Monday, December 29, 2003

Shotgun

When I lived in L.A. a biker friend of mine from the north would occasionally invite me to go shooting out in the oilfields. It was fun. He had a regular arsenal: a couple of 45 calibers, a 9 mil, a .357, and some 22's, both rifles and handguns. He also packed a couple of 10 gauge shotguns. Much too much firepower for shooting tin cans, but you've got to use them for something.
We'd drive outside the city limits, down the oilfield trails and off the road a little ways. Shooting off rounds out there wasn't really legal, but it was common practice. As long as you weren't doing any hunting without a license the local law enforcement didn't much care.
We would practice every conceivable scenario. From drawing holstered weapons on quickshot targets, to sniperlike shooting from a distance of a dotsized target, to tight patterns on shotgun spreads, shooting imaginary moving beasts. It was an easy way to waste a few bucks on ammo.
Afterwards, we'd spend the evening shooting the breeze and cleaning out the weapons. We would put great care into this. Both of us were veterans and knew the benefits of keeping clean, well lubricated firearms. Kids were everywhere. Like every good biker household, my buddy provided shelter for destitute friends and their children. There never failed to be an abundance of people.

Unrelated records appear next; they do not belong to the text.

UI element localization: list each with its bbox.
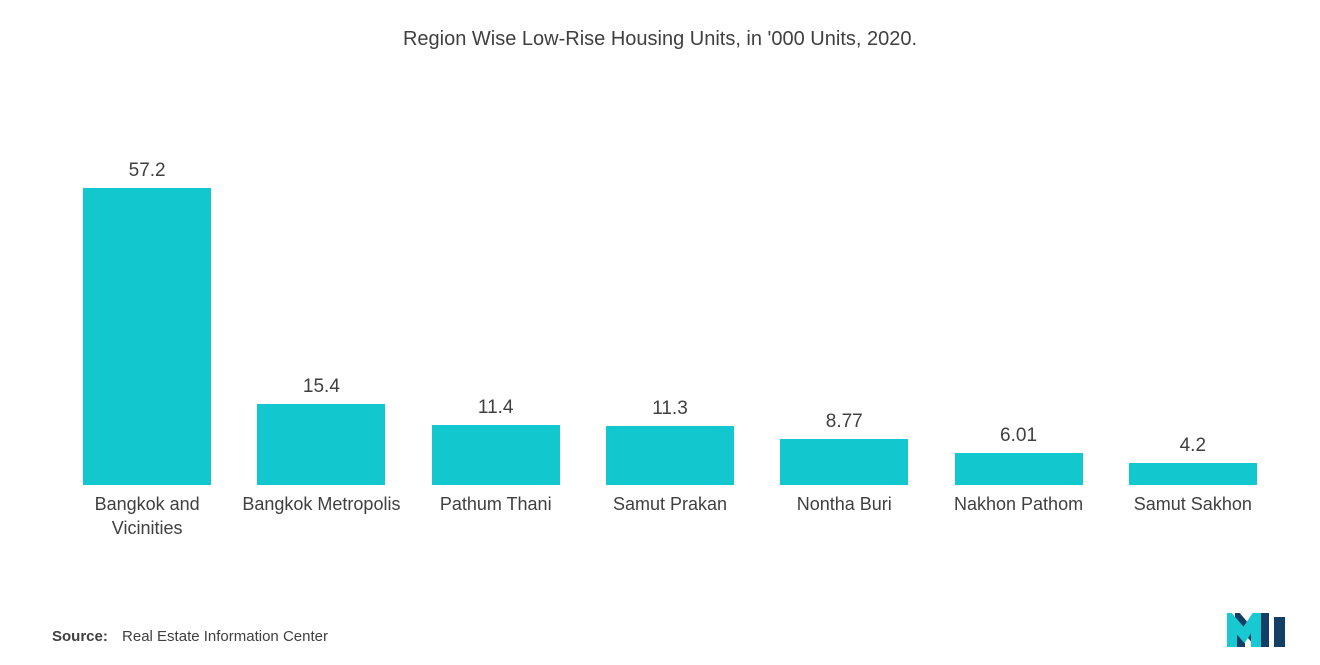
bar-value-label: 15.4 — [303, 376, 340, 398]
bar-value-label: 6.01 — [1000, 425, 1037, 447]
bar-column: 6.01 — [931, 160, 1105, 485]
bar-value-label: 11.4 — [478, 397, 514, 419]
brand-logo-icon — [1226, 613, 1294, 651]
logo-i — [1274, 617, 1285, 647]
bar — [432, 425, 560, 485]
bar — [257, 404, 385, 485]
bar — [606, 426, 734, 485]
source-line: Source: Real Estate Information Center — [52, 628, 328, 645]
x-axis-label: Bangkok Metropolis — [234, 492, 408, 541]
plot-area: 57.2 15.4 11.4 11.3 8.77 6.01 4.2 — [60, 160, 1280, 485]
x-axis-label: Bangkok and Vicinities — [60, 492, 234, 541]
x-axis-label: Pathum Thani — [409, 492, 583, 541]
source-text: Real Estate Information Center — [122, 628, 328, 645]
x-axis-label: Samut Prakan — [583, 492, 757, 541]
chart-container: Region Wise Low-Rise Housing Units, in '… — [0, 0, 1320, 665]
source-label: Source: — [52, 628, 108, 645]
bar-column: 15.4 — [234, 160, 408, 485]
bar — [1129, 463, 1257, 485]
bar — [955, 453, 1083, 485]
bar-value-label: 11.3 — [652, 398, 688, 420]
bar-column: 11.4 — [409, 160, 583, 485]
bar-column: 57.2 — [60, 160, 234, 485]
bar — [83, 188, 211, 485]
bar-column: 11.3 — [583, 160, 757, 485]
bar-column: 4.2 — [1106, 160, 1280, 485]
x-axis-label: Nontha Buri — [757, 492, 931, 541]
x-axis-labels: Bangkok and VicinitiesBangkok Metropolis… — [60, 492, 1280, 541]
x-axis-label: Samut Sakhon — [1106, 492, 1280, 541]
chart-title: Region Wise Low-Rise Housing Units, in '… — [0, 28, 1320, 51]
x-axis-label: Nakhon Pathom — [931, 492, 1105, 541]
bar-column: 8.77 — [757, 160, 931, 485]
bar-value-label: 4.2 — [1180, 435, 1206, 457]
bar — [780, 439, 908, 485]
bar-value-label: 8.77 — [826, 411, 863, 433]
bar-value-label: 57.2 — [129, 160, 166, 182]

Late that night, and for some unknown reason, after emptying out the unspent shells from a shotgun, he miscounted and when he thought it was empty, he aimed the shotgun at the ceiling and pulled the trigger. The final remaining case shot out with a tremendous BANG! Everything stopped and we all stared at him in disbelief. His face was covered in white dust from the fallen plaster the blast tore out of the ceiling, leaving a hole the size of the Grand Canyon above him. Our eyes met as we both suddenly thought of the same thing: "Oh shit!!!" we yelled, and started gathering all the weapons as fast as possible, before the police arrived and arrested somebody for firing off a shot inside the city limits.

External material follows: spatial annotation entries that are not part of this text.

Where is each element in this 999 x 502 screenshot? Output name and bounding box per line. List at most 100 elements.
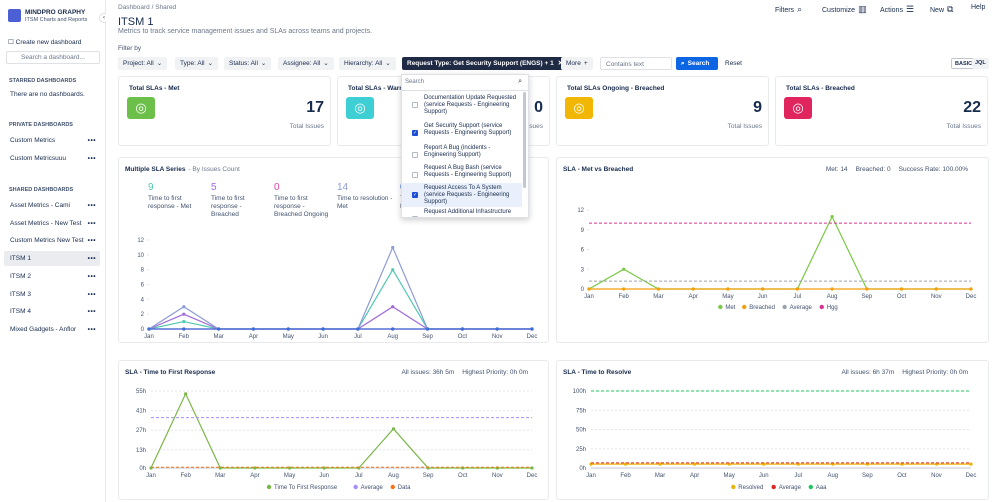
filter-button[interactable]: Project: All ⌄ (118, 57, 168, 70)
header-action[interactable]: New ⧉ (930, 4, 953, 15)
dashboard-name: ITSM 1 (10, 255, 31, 263)
dropdown-search[interactable]: Search (405, 79, 425, 85)
header-action[interactable]: Customize ▥ (822, 4, 867, 15)
data-point (587, 287, 591, 291)
y-tick-label: 25h (576, 447, 586, 453)
filter-button[interactable]: Status: All ⌄ (224, 57, 272, 70)
x-tick-label: Nov (492, 473, 503, 479)
option[interactable]: Request A Bug Bash (service Requests - E… (402, 163, 522, 183)
legend-swatch (266, 484, 272, 490)
series-total: 14 (337, 182, 349, 193)
dashboard-item[interactable]: Asset Metrics - New Test ••• (4, 216, 100, 231)
x-tick-label: Jun (759, 473, 769, 479)
card-value: 0 (534, 99, 543, 116)
action-label: New (930, 7, 945, 14)
filter-label: Filter by (118, 45, 142, 52)
x-tick-label: Nov (931, 294, 942, 300)
dashboard-item[interactable]: Custom Metricsuuu ••• (4, 151, 100, 166)
stat: Met: 14 (825, 166, 848, 173)
legend-swatch (742, 304, 747, 310)
search-button[interactable]: ⌕ Search (676, 57, 718, 70)
checkbox: ✓ (412, 130, 418, 136)
option[interactable]: Request Additional Infrastructure (402, 207, 522, 217)
data-point (391, 245, 395, 250)
mode-toggle[interactable]: JQL (972, 58, 989, 69)
filter-label: Assignee: All (283, 60, 321, 67)
chart: 0 2 4 6 8 10 12 Jan Feb Mar Apr May Jun Jul Aug Sep Oct N… (137, 238, 538, 340)
x-tick-label: Sep (862, 473, 873, 479)
dashboard-item[interactable]: Asset Metrics - Cami ••• (4, 198, 100, 213)
stat-card: Total SLAs Ongoing - Breached ◎ 9 Total Iss… (556, 76, 769, 146)
series-line (148, 245, 532, 330)
x-tick-label: Dec (527, 334, 538, 340)
option[interactable]: Documentation Update Requested (service … (402, 93, 522, 121)
filter-button[interactable]: Hierarchy: All ⌄ (339, 57, 396, 70)
x-tick-label: Jul (794, 473, 802, 479)
x-tick-label: Jun (319, 473, 329, 479)
header-action[interactable]: Help (971, 4, 985, 11)
x-tick-label: May (284, 473, 295, 479)
option[interactable]: ✓ Get Security Support (service Requests … (402, 121, 522, 143)
x-tick-label: Aug (827, 294, 838, 300)
data-point (865, 287, 869, 291)
create-dashboard[interactable]: ☐ Create new dashboard (8, 39, 82, 46)
data-point (391, 305, 395, 309)
dashboard-item[interactable]: ITSM 2 ••• (4, 269, 100, 284)
title-text: SLA - Met vs Breached (563, 166, 634, 173)
card-value: 17 (306, 99, 324, 116)
option[interactable]: ✓ Request Access To A System (service Req… (402, 183, 522, 207)
brand: MINDPRO GRAPHY (25, 9, 86, 16)
checkbox (412, 102, 418, 108)
legend-label: Data (398, 485, 411, 491)
chart: 0 3 6 9 12 Jan Feb Mar Apr May Jun Jul Aug Sep Oct Nov D… (577, 208, 976, 311)
divider (402, 90, 528, 91)
dashboard-item[interactable]: ITSM 1 ••• (4, 251, 100, 267)
chevron: ⌄ (323, 60, 329, 67)
stat-card: Total SLAs - Breached ◎ 22 Total Issues (775, 76, 988, 146)
chart-title: SLA - Met vs Breached (563, 166, 633, 173)
header-action[interactable]: Filters ⌕ (775, 4, 802, 15)
x-tick-label: Jul (355, 473, 363, 479)
series-line (150, 392, 532, 469)
filter-button[interactable]: Assignee: All ⌄ (278, 57, 334, 70)
reset-button[interactable]: Reset (725, 60, 742, 67)
card-caption: Total Issues (946, 123, 981, 130)
dashboard-item[interactable]: ITSM 3 ••• (4, 287, 100, 302)
title-text: SLA - Time to First Response (125, 369, 216, 376)
dashboard-item[interactable]: Mixed Gadgets - Anflor ••• (4, 322, 100, 337)
series-name: Time to resolution - Met (337, 195, 393, 210)
dashboard-item[interactable]: ITSM 4 ••• (4, 304, 100, 319)
option-label: Request Access To A System (service Requ… (424, 185, 510, 205)
y-tick-label: 12 (137, 238, 144, 244)
checkbox (412, 172, 418, 178)
y-tick-label: 50h (576, 428, 586, 434)
data-point (182, 327, 186, 331)
chevron: ⌄ (207, 60, 214, 67)
data-point (356, 327, 360, 331)
dashboard-item[interactable]: Custom Metrics New Test ••• (4, 233, 100, 248)
data-point (321, 327, 325, 331)
x-tick-label: Sep (861, 294, 872, 300)
active-filter[interactable]: Request Type: Get Security Support (ENGS… (402, 57, 569, 70)
x-tick-label: Mar (653, 294, 663, 300)
option[interactable]: Report A Bug (incidents - Engineering Su… (402, 143, 522, 163)
action-icon: ⌕ (797, 4, 803, 14)
more-button[interactable]: More + (561, 57, 593, 70)
logo (8, 9, 21, 22)
dashboard-item[interactable]: Custom Metrics ••• (4, 133, 100, 148)
action-label: Customize (822, 7, 856, 14)
option-label: Request A Bug Bash (service Requests - E… (424, 165, 512, 178)
x-tick-label: Jul (794, 294, 802, 300)
text-filter[interactable]: Contains text (600, 57, 672, 70)
close: ✕ (558, 60, 563, 67)
x-tick-label: Sep (423, 473, 434, 479)
series-name: Time to first response - Breached (211, 195, 245, 218)
icon: ⌕ (681, 60, 685, 67)
dashboard-search[interactable]: Search a dashboard... (6, 51, 100, 64)
header-action[interactable]: Actions ☰ (880, 4, 914, 15)
filter-button[interactable]: Type: All ⌄ (175, 57, 219, 70)
card-caption: Total Issues (289, 123, 324, 130)
x-tick-label: Aug (387, 334, 398, 340)
create-label: Create new dashboard (15, 39, 82, 46)
series-total: 9 (148, 182, 154, 193)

Within a couple of minutes we had bagged everything up and started making our way out into the backyard to find a hiding place for the guns. We put everything inside a small brick shed where he kept his barbecue supplies. Safely hidden behind the charcoal briquets.
Still waiting to hear the sound of sirens coming our way, we decided to peel out of there and head down to the nearest bar to play some pool. Pretty cavalier, I know, leaving all the women and children to face the law if they came, but my friend was right to believe that with his reputation, as soon as the cops saw his face they would decide he was guilty. If all they saw were some women and children denying everything, they were more likely to believe them.
The police never did show up. We played a few rounds of pool and later went home, and marveled at how we started the evening with a bang!